After the Communio verse, the pastor prays the Post-Communion Collect. In the Roman Missal, this prayer varied according to the day. However, Dr. Luther wrote a beautiful form of this collect, which the Common Service utilizes in place of a variable prayer. In it, we thank God (“make eucharist”) for the gift of the Blessed Sacrament and ask Him to use it to strengthen our faith in Him and love toward one another. It concludes with the familiar doxology that was previously used in the Collect of the Day.
After the Post-Communion Collect, the pastor greets the people a final time with the familiar Dominus Vobiscum. He then proceeds with the Benedicamus, proclaiming to the people: “Bless we the Lord!” Before the Reformation, the Benedicamus was only used when the Gloria in Excelsis was omitted (i.e. the penitential seasons). On other Sundays, the phrase Ite, missa est (“Go, the Mass is ended”) was used. However, Lutherans adopted the practice of using the Benedicamus throughout the year, regardless of season, following a suggestion made by Dr. Luther. This reflects the more ancient practice of the church and ends the Service with a reminder of the fact that we are unable to do anything but bless or "praise" the Lord for the gifts he has bestowed. In point of fact, it is His gifts that - by their own power - cause the praise that is due to Him. Regardless of the phrase used, however, this statement marks the official end of the Divine Service. The people respond with one final making of eucharist: Deo Gratias; “Thanks be to God!”

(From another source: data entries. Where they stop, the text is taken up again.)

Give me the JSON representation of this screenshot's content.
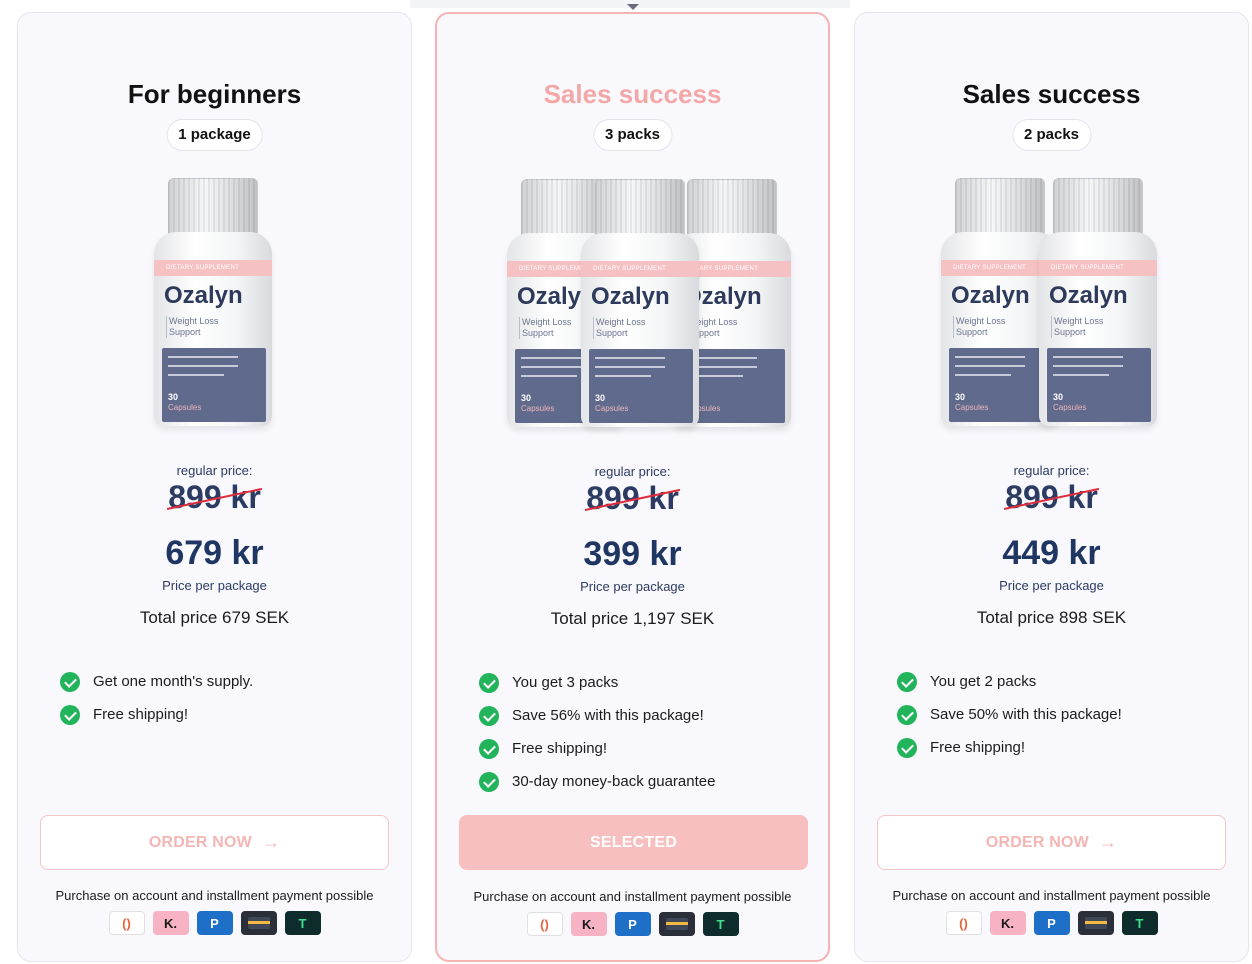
{
  "cards": [
    {
      "title": "For beginners",
      "package_label": "1 package",
      "brand": "Ozalyn",
      "bottle_strip": "DIETARY SUPPLEMENT",
      "bottle_sub": "Weight Loss\nSupport",
      "bottle_count": "30",
      "bottle_caps": "Capsules",
      "regular_label": "regular price:",
      "old_price": "899 kr",
      "price": "679 kr",
      "per_label": "Price per package",
      "total": "Total price 679 SEK",
      "features": [
        "Get one month's supply.",
        "Free shipping!"
      ],
      "button": "ORDER NOW",
      "note": "Purchase on account and installment payment possible"
    },
    {
      "title": "Sales success",
      "package_label": "3 packs",
      "brand": "Ozalyn",
      "bottle_strip": "DIETARY SUPPLEMENT",
      "bottle_sub": "Weight Loss\nSupport",
      "bottle_count": "30",
      "bottle_caps": "Capsules",
      "regular_label": "regular price:",
      "old_price": "899 kr",
      "price": "399 kr",
      "per_label": "Price per package",
      "total": "Total price 1,197 SEK",
      "features": [
        "You get 3 packs",
        "Save 56% with this package!",
        "Free shipping!",
        "30-day money-back guarantee"
      ],
      "button": "SELECTED",
      "note": "Purchase on account and installment payment possible"
    },
    {
      "title": "Sales success",
      "package_label": "2 packs",
      "brand": "Ozalyn",
      "bottle_strip": "DIETARY SUPPLEMENT",
      "bottle_sub": "Weight Loss\nSupport",
      "bottle_count": "30",
      "bottle_caps": "Capsules",
      "regular_label": "regular price:",
      "old_price": "899 kr",
      "price": "449 kr",
      "per_label": "Price per package",
      "total": "Total price 898 SEK",
      "features": [
        "You get 2 packs",
        "Save 50% with this package!",
        "Free shipping!"
      ],
      "button": "ORDER NOW",
      "note": "Purchase on account and installment payment possible"
    }
  ],
  "payment_icons": [
    {
      "name": "swish-icon",
      "glyph": "()"
    },
    {
      "name": "klarna-icon",
      "glyph": "K."
    },
    {
      "name": "paypal-icon",
      "glyph": "P"
    },
    {
      "name": "card-icon",
      "glyph": ""
    },
    {
      "name": "trustly-icon",
      "glyph": "T"
    }
  ],
  "colors": {
    "accent_pink": "#f7bfbf",
    "title_highlight": "#f4a7a7",
    "price_navy": "#1f3663",
    "check_green": "#22b45a",
    "strike_red": "#e02d3c"
  }
}
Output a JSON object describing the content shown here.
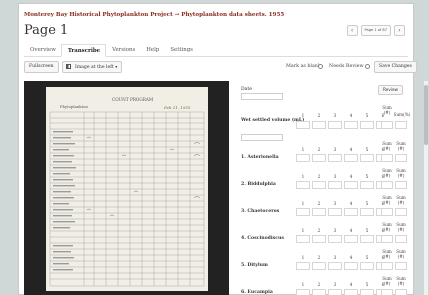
{
  "header": {
    "breadcrumb": "Monterey Bay Historical Phytoplankton Project → Phytoplankton data sheets. 1955",
    "page_title": "Page 1",
    "pager_label": "Page 1 of 87",
    "prev_icon": "chevron-left-icon",
    "next_icon": "chevron-right-icon"
  },
  "tabs": [
    {
      "label": "Overview"
    },
    {
      "label": "Transcribe"
    },
    {
      "label": "Versions"
    },
    {
      "label": "Help"
    },
    {
      "label": "Settings"
    }
  ],
  "toolbar": {
    "fullscreen_label": "Fullscreen",
    "layout_label": "Image at the left",
    "layout_icon": "layout-icon",
    "mark_blank_label": "Mark as blank",
    "needs_review_label": "Needs Review",
    "save_label": "Save Changes"
  },
  "form": {
    "review_label": "Review",
    "date_label": "Date",
    "wet_settled_label": "Wet settled volume (mL)",
    "column_numbers": [
      "1",
      "2",
      "3",
      "4",
      "5",
      "6"
    ],
    "sum_label": "Sum (#)",
    "sum_pct_label": "Sum(%)",
    "species": [
      {
        "label": "1. Asterionella"
      },
      {
        "label": "2. Biddulphia"
      },
      {
        "label": "3. Chaetoceros"
      },
      {
        "label": "4. Coscinodiscus"
      },
      {
        "label": "5. Ditylum"
      },
      {
        "label": "6. Eucampia"
      }
    ]
  },
  "sheet": {
    "header_text": "COUNT PROGRAM",
    "subheader_text": "Phytoplankton",
    "handwritten_date": "Feb 11, 1955"
  },
  "colors": {
    "brand": "#8a2a1c",
    "background": "#cfd8d6",
    "sheet_dark": "#222222",
    "paper": "#f1eee6"
  }
}
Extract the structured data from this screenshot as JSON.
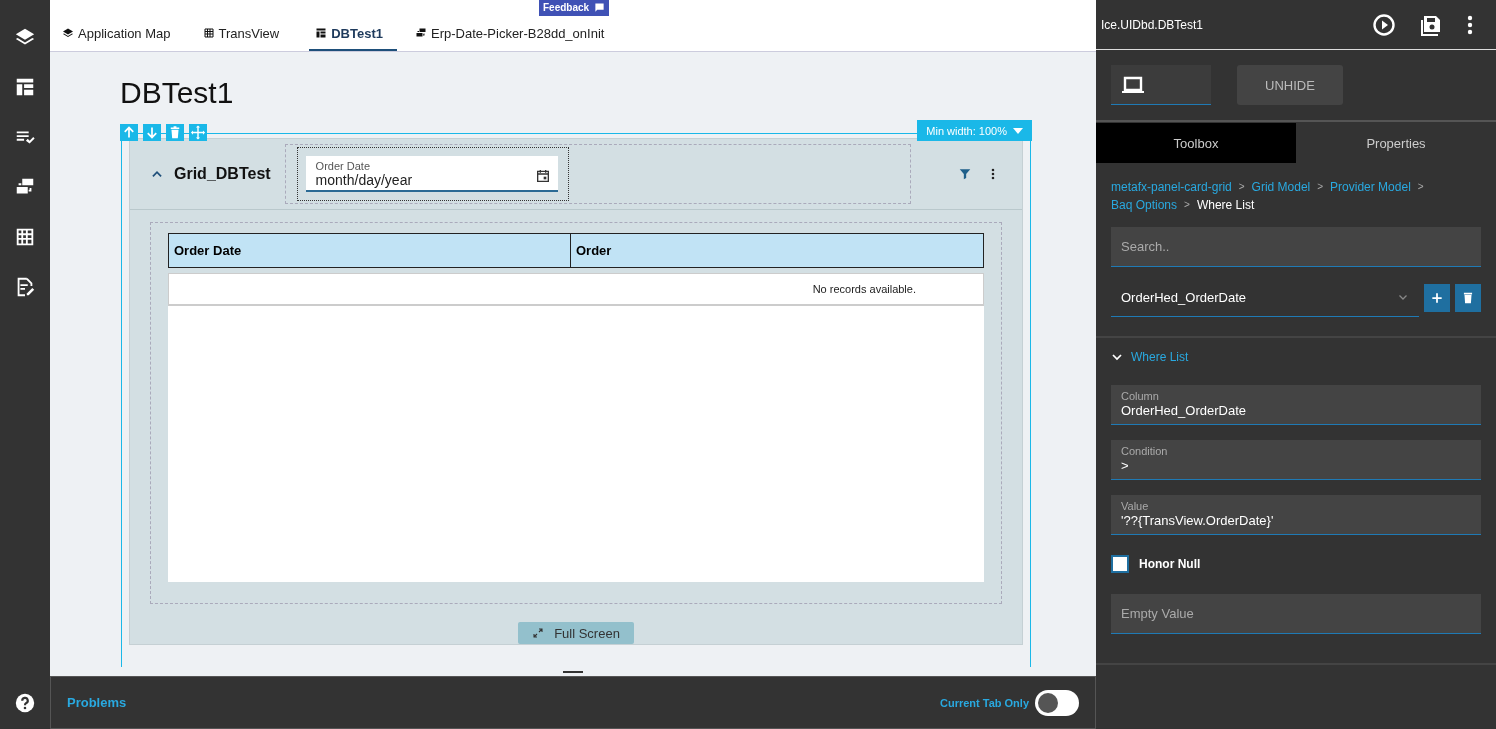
{
  "feedback": {
    "label": "Feedback"
  },
  "tabs": [
    {
      "label": "Application Map",
      "kind": "layers",
      "selected": false
    },
    {
      "label": "TransView",
      "kind": "grid",
      "selected": false
    },
    {
      "label": "DBTest1",
      "kind": "layout",
      "selected": true
    },
    {
      "label": "Erp-Date-Picker-B28dd_onInit",
      "kind": "flow",
      "selected": false
    }
  ],
  "page": {
    "title": "DBTest1"
  },
  "panel": {
    "min_width": "Min width: 100%",
    "title": "Grid_DBTest",
    "expanded": true,
    "date_field": {
      "label": "Order Date",
      "placeholder": "month/day/year"
    },
    "table": {
      "columns": [
        "Order Date",
        "Order"
      ],
      "empty_message": "No records available."
    },
    "full_screen": "Full Screen"
  },
  "problems": {
    "title": "Problems",
    "toggle_label": "Current Tab Only",
    "toggle_on": false
  },
  "inspector": {
    "title": "Ice.UIDbd.DBTest1",
    "unhide": "UNHIDE",
    "tabs": [
      {
        "label": "Toolbox",
        "selected": true
      },
      {
        "label": "Properties",
        "selected": false
      }
    ],
    "breadcrumb": [
      {
        "label": "metafx-panel-card-grid",
        "kind": "link"
      },
      {
        "separator": ">",
        "label": "Grid Model",
        "kind": "link"
      },
      {
        "separator": ">",
        "label": "Provider Model",
        "kind": "link"
      },
      {
        "separator": ">",
        "label": "Baq Options",
        "kind": "link"
      },
      {
        "separator": ">",
        "label": "Where List",
        "kind": "current"
      }
    ],
    "search": {
      "placeholder": "Search.."
    },
    "select": {
      "value": "OrderHed_OrderDate"
    },
    "section": {
      "title": "Where List",
      "expanded": true
    },
    "fields": [
      {
        "label": "Column",
        "value": "OrderHed_OrderDate"
      },
      {
        "label": "Condition",
        "value": ">"
      },
      {
        "label": "Value",
        "value": "'??{TransView.OrderDate}'"
      }
    ],
    "honor_null": {
      "label": "Honor Null",
      "checked": false
    },
    "empty_value": {
      "placeholder": "Empty Value"
    }
  }
}
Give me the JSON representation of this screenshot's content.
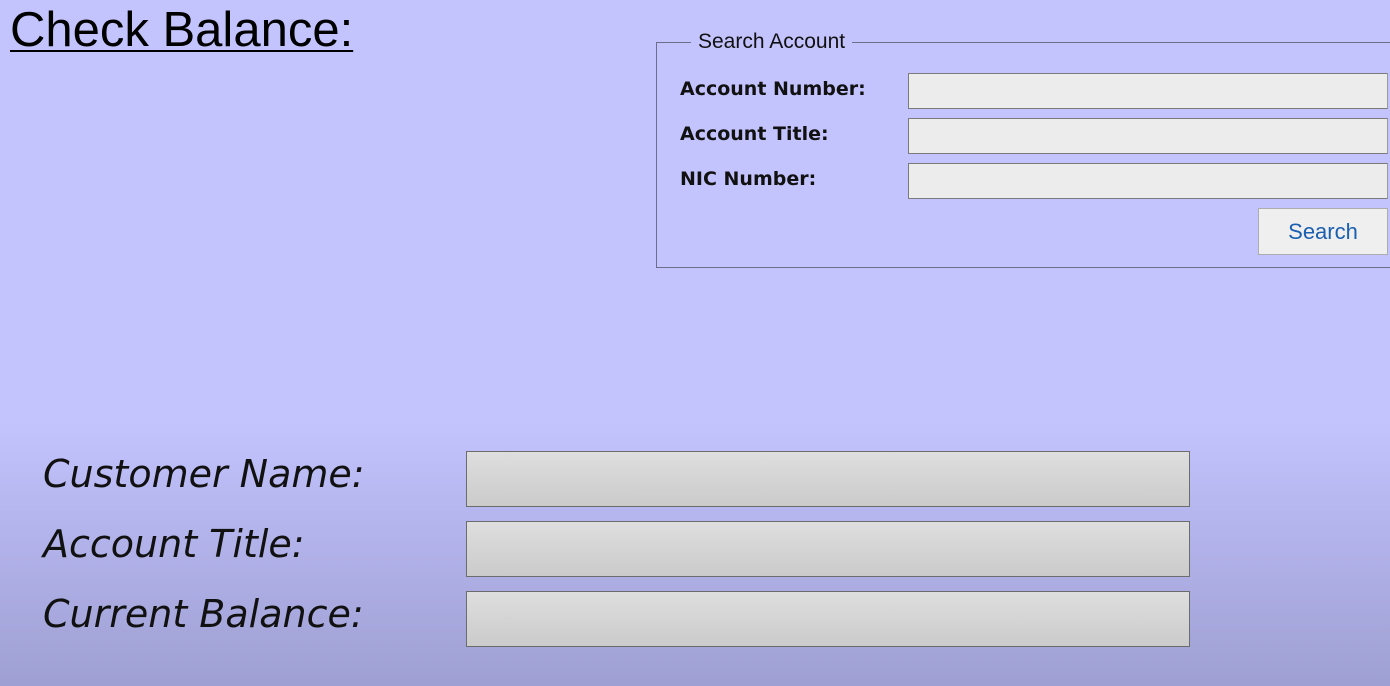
{
  "page": {
    "title": "Check Balance:"
  },
  "search_group": {
    "legend": "Search Account",
    "fields": [
      {
        "label": "Account Number:",
        "value": ""
      },
      {
        "label": "Account Title:",
        "value": ""
      },
      {
        "label": "NIC Number:",
        "value": ""
      }
    ],
    "button_label": "Search"
  },
  "results": [
    {
      "label": "Customer Name:",
      "value": ""
    },
    {
      "label": "Account Title:",
      "value": ""
    },
    {
      "label": "Current Balance:",
      "value": ""
    }
  ],
  "colors": {
    "background_top": "#c3c3fe",
    "background_bottom": "#9e9fd2",
    "button_text": "#1a5fb0"
  }
}
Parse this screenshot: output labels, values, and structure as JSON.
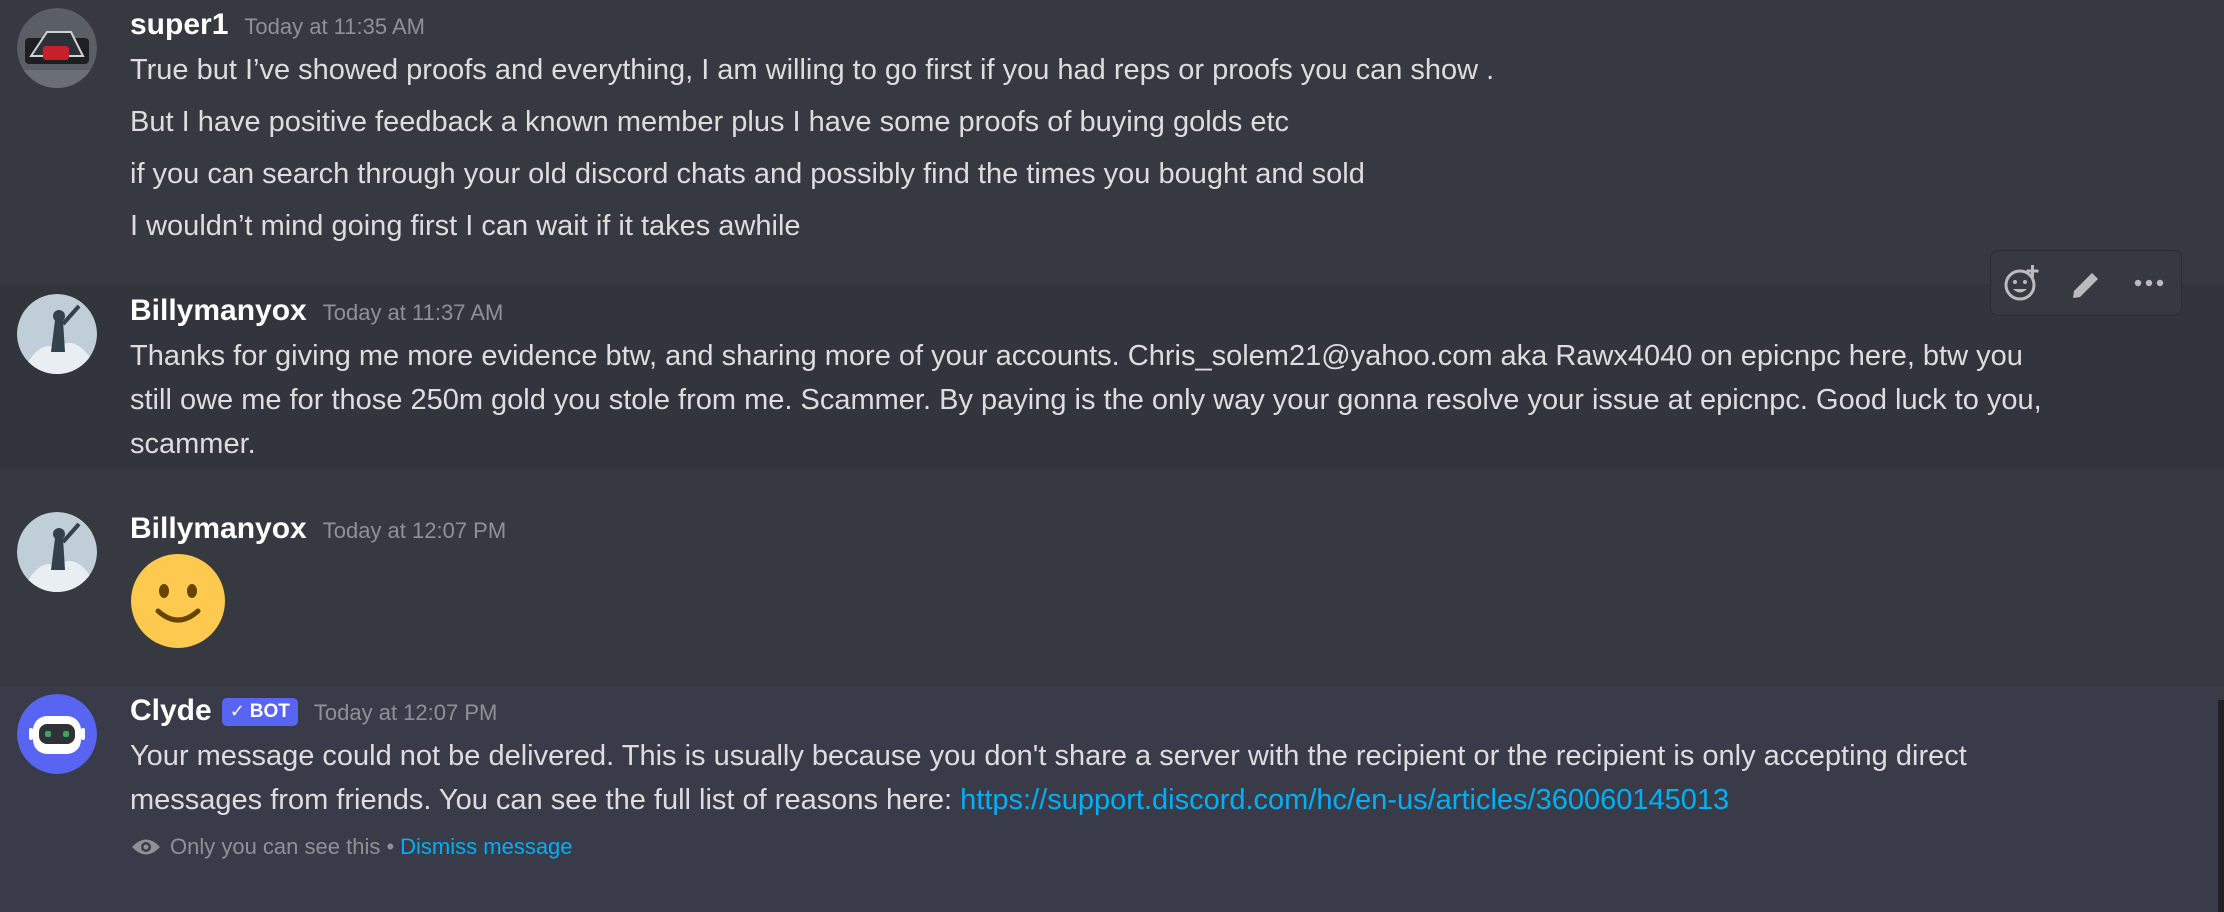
{
  "messages": [
    {
      "author": "super1",
      "timestamp": "Today at 11:35 AM",
      "lines": [
        "True but I’ve showed proofs and everything, I am willing to go first if you had reps or proofs you can show .",
        "But I have positive feedback a known member plus I have some proofs of buying golds etc",
        "if you can search through your old discord chats and possibly find the times you bought and sold",
        "I wouldn’t mind going first I can wait if it takes awhile"
      ]
    },
    {
      "author": "Billymanyox",
      "timestamp": "Today at 11:37 AM",
      "lines": [
        "Thanks for giving me more evidence btw, and sharing more of your accounts. Chris_solem21@yahoo.com  aka Rawx4040 on epicnpc here, btw you",
        "still owe me for those 250m gold you stole from me. Scammer. By paying is the only way your gonna resolve your issue at epicnpc. Good luck to you,",
        "scammer."
      ]
    },
    {
      "author": "Billymanyox",
      "timestamp": "Today at 12:07 PM",
      "emoji": "slightly-smiling-face"
    },
    {
      "author": "Clyde",
      "bot_tag": "BOT",
      "timestamp": "Today at 12:07 PM",
      "lines": [
        "Your message could not be delivered. This is usually because you don't share a server with the recipient or the recipient is only accepting direct",
        "messages from friends. You can see the full list of reasons here: "
      ],
      "link": "https://support.discord.com/hc/en-us/articles/360060145013",
      "ephemeral_note": "Only you can see this •",
      "dismiss_label": "Dismiss message"
    }
  ],
  "toolbar": {
    "icons": [
      "add-reaction-icon",
      "edit-icon",
      "more-icon"
    ]
  },
  "colors": {
    "background": "#36393f",
    "hover_row": "#32353b",
    "clyde_row": "#393c48",
    "bot_tag": "#5865f2",
    "link": "#00aff4",
    "muted": "#8e9297"
  }
}
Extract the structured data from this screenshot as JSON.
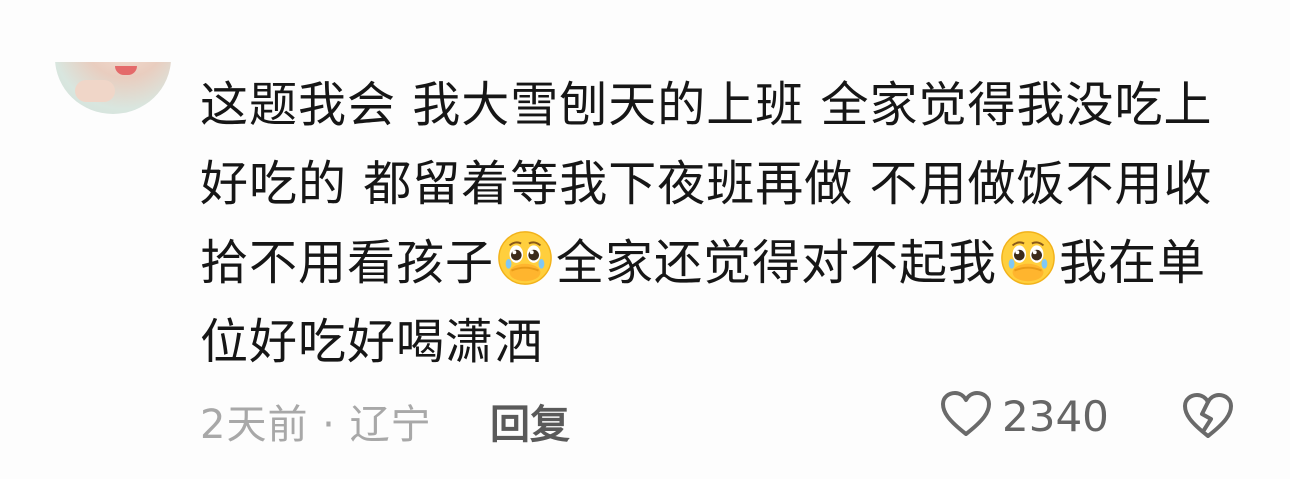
{
  "comment": {
    "segments": [
      "这题我会 我大雪刨天的上班 全家觉得我没吃上好吃的 都留着等我下夜班再做 不用做饭不用收拾不用看孩子",
      "全家还觉得对不起我",
      "我在单位好吃好喝潇洒"
    ],
    "emoji": "pleading-face-hands-over-mouth",
    "time": "2天前",
    "separator": "·",
    "location": "辽宁",
    "reply_label": "回复",
    "like_count": "2340"
  }
}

After the conclusion of the Divine Service, the Common Service tradition instructs the pastor to bestow the Aaronic Blessing upon the people. The Aaronic Blessing is the great blessing that the Lord instructed Moses to teach Aaron and the Levite priests; it was the form they were to use when they blessed the Hebrew people (cf. Numbers 6:22-27). Since by faith we are the true children of Abraham, it is appropriate that the Church’s ministers should bless us with the same blessing.